Quelques heures plus tard, Tel-Aviv était visée par deux roquettes tirées depuis le nord de la Bande de Gaza, au moment même où des émissaires égyptiens négociaient avec les dirigeants du Hamas la consolidation de la trêve avec Israël. A l'issue d'une nuit tendue, marquée par le tir de neuf roquettes contre l'ouest du Néguev et de frappes de riposte de l'aviation de Tsahal contre une centaine d'objectifs terroristes du Hamas, le calme était revenu. Le calme, mais aussi la stupéfaction. Le tir contre Tel Aviv était « erroné » ont affirmé en chœur le Hamas et Tsahal. On a du mal à croire que le protocole de lancement de deux roquettes Fajer, de fabrication iranienne et pouvant emporter plusieurs dizaines de kilos d'explosifs ait pu se produire par inadvertance, ni que de telles armes, fleuron des arsenaux du Hamas, aient été laissées à la garde d'adolescents impulsifs. La surprise a redoublé quand le mouvement islamiste annonçait l'annulation de la manifestation hebdomadaire sur la barrière de sécurité. 

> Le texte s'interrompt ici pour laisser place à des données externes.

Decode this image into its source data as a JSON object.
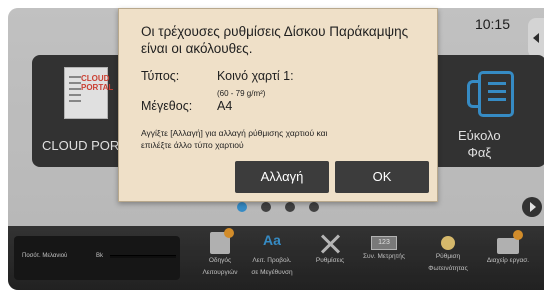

Trois jours plus tard, le cabinet de sécurité israélien approuvait une série de mesures pour Gaza, comprenant notamment l'accord de principe pour l'extension de la zone de pêche, l'augmentation des exportations agricoles et du montant de l'aide étrangère. Difficile de ne pas voir dans ces gestes de bonne volonté la contrepartie d'un répit de la violence du Hamas, au moins jusqu'au 9 avril. Difficile aussi de ne pas penser que le mouvement islamiste palestinien sait lire le calendrier politique israélien et en faire un outil de chantage. 

Plus difficile encore d'imaginer qu'une telle décision ait été prise de gaieté de cœur par des ministres désormais en concurrence pour les législatives. Mais sachant que le problème sera toujours là après les élections, il était peut-être plus responsable d'opter pour un déroulement aussi serein que possible du scrutin démocratique.